We reject the thesis of a ’clash of civilisations’ between Islam and Christianity. More pertinent are numerous alliances between orthodox and fundamentalist forces of all major religions which ally to undermine secular values, attack women’s rights and demand extensions of laws that undermine freedom of speech. For instance at various times, the Vatican, Al Azhar, Jewish Orthodox forces, the Hindu right and other extreme right political movements have supported fundamentalist initiatives across religions and across national boarders in Europe. We are aware of their common lobbying at the level of European Institutions and at the level of the United Nations. Diaspora support for religious fundamentalist formations or ethnic nationalism are also key elements in inciting conflicts outside Europe.

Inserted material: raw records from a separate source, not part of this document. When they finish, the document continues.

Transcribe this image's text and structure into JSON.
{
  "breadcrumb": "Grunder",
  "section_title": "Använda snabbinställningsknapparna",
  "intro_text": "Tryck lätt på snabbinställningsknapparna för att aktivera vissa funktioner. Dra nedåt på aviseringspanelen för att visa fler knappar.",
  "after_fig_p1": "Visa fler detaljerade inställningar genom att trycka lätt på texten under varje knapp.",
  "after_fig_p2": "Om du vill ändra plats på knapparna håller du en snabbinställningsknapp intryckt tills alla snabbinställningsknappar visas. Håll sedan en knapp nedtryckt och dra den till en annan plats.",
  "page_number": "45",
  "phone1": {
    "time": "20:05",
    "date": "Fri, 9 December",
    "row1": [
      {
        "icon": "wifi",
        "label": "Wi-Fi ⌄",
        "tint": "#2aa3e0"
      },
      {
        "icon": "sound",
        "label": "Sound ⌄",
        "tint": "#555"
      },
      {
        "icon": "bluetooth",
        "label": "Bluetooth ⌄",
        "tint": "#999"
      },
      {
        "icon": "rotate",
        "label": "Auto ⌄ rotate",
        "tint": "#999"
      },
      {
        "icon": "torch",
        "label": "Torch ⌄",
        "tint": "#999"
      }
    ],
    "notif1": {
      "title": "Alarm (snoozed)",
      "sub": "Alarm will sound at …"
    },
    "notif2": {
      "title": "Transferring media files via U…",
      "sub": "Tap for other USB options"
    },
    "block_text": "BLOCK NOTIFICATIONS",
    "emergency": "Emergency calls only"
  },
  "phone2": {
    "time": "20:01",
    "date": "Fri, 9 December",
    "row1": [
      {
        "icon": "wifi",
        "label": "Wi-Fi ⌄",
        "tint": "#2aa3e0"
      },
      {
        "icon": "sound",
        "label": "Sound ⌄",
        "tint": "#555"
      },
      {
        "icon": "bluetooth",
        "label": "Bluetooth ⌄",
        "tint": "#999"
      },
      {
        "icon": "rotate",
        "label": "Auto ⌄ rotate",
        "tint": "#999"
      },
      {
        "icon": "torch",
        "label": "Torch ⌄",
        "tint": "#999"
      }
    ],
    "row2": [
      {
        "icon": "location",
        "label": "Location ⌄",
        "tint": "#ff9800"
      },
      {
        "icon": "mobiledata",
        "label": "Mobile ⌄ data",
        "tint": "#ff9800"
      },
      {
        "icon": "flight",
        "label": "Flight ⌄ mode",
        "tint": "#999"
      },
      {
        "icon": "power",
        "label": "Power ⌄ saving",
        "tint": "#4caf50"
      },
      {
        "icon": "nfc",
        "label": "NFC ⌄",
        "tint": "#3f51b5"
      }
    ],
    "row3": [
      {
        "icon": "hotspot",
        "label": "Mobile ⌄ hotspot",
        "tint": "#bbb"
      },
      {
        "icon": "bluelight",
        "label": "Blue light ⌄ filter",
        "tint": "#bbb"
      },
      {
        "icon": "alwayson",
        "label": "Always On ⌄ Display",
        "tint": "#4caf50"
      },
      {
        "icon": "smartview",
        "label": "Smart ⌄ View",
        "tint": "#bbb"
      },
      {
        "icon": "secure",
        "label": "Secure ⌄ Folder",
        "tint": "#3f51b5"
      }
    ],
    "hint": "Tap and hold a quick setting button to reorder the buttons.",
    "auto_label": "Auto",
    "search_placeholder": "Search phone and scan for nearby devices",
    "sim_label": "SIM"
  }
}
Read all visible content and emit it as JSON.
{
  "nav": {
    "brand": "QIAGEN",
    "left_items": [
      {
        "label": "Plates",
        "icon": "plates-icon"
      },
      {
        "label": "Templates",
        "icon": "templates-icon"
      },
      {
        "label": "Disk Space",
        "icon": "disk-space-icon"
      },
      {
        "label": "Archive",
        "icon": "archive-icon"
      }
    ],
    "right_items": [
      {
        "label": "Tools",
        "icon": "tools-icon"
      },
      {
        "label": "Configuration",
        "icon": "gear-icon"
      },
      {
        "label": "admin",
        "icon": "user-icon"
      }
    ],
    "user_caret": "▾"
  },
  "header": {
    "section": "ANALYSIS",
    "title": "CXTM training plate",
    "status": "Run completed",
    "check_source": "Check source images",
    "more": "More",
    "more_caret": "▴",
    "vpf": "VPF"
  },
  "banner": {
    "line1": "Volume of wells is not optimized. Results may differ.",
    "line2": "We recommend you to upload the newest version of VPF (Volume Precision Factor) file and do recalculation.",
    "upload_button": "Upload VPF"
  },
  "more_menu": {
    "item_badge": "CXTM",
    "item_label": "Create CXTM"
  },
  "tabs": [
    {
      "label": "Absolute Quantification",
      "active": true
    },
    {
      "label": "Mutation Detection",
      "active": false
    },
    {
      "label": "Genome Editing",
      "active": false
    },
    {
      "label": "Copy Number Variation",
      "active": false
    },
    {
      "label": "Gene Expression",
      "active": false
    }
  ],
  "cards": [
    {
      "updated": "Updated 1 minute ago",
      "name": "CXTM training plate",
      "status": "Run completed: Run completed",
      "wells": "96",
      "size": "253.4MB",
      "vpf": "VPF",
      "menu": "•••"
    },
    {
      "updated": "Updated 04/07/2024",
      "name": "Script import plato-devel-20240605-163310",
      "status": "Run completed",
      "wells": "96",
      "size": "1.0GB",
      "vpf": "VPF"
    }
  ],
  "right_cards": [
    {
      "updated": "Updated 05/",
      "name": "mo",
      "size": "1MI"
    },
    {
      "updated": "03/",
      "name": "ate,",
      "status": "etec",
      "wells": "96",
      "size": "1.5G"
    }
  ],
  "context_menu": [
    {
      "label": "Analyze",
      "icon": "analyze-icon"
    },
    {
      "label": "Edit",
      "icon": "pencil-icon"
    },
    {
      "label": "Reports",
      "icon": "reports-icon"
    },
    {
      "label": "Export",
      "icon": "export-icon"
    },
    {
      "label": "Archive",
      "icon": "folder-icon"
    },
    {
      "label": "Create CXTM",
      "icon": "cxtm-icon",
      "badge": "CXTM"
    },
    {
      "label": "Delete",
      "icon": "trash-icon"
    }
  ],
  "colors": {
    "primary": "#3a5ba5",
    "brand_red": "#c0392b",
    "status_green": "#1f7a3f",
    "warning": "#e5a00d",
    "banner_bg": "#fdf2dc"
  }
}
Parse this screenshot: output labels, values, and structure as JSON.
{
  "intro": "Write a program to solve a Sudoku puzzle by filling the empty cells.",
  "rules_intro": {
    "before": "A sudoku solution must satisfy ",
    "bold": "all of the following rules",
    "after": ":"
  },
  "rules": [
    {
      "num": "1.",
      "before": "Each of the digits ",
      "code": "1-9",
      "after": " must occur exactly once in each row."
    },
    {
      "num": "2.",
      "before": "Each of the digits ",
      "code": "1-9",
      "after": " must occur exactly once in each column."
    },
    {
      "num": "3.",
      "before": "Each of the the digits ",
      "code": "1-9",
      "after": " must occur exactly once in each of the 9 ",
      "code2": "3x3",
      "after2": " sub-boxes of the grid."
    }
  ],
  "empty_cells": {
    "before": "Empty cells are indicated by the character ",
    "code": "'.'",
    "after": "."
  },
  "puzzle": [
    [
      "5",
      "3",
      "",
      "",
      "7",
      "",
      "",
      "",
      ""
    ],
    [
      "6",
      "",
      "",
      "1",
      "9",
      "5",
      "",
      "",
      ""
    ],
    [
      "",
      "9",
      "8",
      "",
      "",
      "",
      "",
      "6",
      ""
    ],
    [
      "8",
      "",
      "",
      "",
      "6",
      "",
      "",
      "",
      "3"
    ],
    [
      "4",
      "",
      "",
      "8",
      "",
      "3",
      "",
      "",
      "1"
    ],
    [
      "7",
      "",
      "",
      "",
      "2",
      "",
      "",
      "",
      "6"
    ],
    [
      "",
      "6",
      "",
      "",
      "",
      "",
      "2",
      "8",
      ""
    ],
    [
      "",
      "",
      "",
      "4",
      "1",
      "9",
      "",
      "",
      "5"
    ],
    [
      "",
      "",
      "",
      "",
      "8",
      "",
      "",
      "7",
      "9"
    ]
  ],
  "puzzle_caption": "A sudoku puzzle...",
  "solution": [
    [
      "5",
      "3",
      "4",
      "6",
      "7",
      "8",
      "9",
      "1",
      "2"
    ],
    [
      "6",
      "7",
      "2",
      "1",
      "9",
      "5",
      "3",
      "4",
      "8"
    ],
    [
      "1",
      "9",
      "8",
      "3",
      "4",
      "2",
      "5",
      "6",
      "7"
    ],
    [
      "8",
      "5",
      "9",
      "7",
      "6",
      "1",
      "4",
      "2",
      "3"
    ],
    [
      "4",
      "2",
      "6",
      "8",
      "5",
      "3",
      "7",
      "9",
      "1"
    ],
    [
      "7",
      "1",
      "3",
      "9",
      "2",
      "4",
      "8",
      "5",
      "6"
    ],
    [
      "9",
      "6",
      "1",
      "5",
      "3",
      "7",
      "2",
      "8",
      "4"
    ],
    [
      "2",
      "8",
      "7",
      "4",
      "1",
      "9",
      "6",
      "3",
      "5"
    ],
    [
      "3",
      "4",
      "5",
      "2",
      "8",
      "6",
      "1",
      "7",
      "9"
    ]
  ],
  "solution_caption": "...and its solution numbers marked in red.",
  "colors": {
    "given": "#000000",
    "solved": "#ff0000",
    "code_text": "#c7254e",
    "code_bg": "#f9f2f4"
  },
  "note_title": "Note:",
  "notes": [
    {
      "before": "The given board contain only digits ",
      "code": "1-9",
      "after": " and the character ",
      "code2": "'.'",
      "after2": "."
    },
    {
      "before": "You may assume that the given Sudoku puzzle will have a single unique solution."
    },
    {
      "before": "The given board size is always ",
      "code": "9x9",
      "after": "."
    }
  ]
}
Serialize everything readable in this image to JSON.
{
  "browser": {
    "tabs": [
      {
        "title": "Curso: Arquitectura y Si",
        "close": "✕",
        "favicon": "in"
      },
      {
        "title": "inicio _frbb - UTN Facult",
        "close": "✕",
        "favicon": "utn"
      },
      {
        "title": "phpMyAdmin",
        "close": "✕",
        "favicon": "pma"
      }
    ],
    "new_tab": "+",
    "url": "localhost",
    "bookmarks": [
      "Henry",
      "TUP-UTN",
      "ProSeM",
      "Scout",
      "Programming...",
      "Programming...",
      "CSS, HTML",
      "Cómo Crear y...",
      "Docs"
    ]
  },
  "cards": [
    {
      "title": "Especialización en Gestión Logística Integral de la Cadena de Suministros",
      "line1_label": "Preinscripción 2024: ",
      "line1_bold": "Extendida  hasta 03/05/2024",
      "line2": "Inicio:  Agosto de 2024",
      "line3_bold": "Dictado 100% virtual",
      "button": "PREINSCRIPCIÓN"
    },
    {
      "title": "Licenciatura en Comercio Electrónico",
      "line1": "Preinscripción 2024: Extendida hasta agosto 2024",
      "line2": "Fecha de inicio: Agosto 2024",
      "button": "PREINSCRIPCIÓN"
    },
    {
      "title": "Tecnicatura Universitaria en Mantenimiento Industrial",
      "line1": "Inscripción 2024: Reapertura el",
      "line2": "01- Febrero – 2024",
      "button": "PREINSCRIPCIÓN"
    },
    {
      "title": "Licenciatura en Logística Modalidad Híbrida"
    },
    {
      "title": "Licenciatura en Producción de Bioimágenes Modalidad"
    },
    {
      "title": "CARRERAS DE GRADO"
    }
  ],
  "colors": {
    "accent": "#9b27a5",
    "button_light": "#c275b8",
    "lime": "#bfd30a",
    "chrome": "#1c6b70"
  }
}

The link between the rise of fundamentalism and the erosion of secular space is very clear to us . Each of us has direct experience, in her own context, of how this translates into restrictions in women’s lives, in the name of minority rights and religious rights. The demonisation of Muslims across Europe, the adoption of repressive laws and attacks on civil liberties must be opposed without justifying fundamentalism of either minority or majority religions.
We are concerned with the drive to use human rights concepts to enforce highly contested versions of religion, to attack secularism and to promote concepts such as ’creationism’. We are especially concerned with the fact that some European feminists are afraid to support women’s rights when they apparently clash with minority rights or religious rights. Universalist values are not simply a product of ’the West’ to be discarded in favour of new forms of cultural relativism. They are the product of diverse struggles against both patriarchy and colonialism which could have a transformative impact on European feminism if their histories and remarkable successes could be recuperated.
We feel the need to link up women’s initiatives for secularism across Europe, and to address the concerns that some feminists may have vis a vis secularism vs minority/religious rights. We want to put this question on the feminist agenda and to open the dialogue on these burning issues.
We aim at gathering feminists, individuals and groups, researchers and activists who identify the rise of religious fundamentalism and the erosion of secularism as threats to women’s emancipation, and to reach out to those working on the issue, as widely as possible. We work with all those who - whether atheists or people from religious backgrounds including clerics - support secular principles.
The documents presented here [on our website] are related to:
– information on the shrinking space for secularism in Europe and the rise of religious fundamentalism
– feminist analysis on how it affects women.
– documenting struggles and strategies of women in defense of secularism in different European countries
– answering the major questions that feminists are confronted with regarding freedom of religion, freedom of thought, freedom of expression, cultural rights, religious rights, women rights - and secularism.
We will be present at the upcoming European Feminist Forum in June 2008.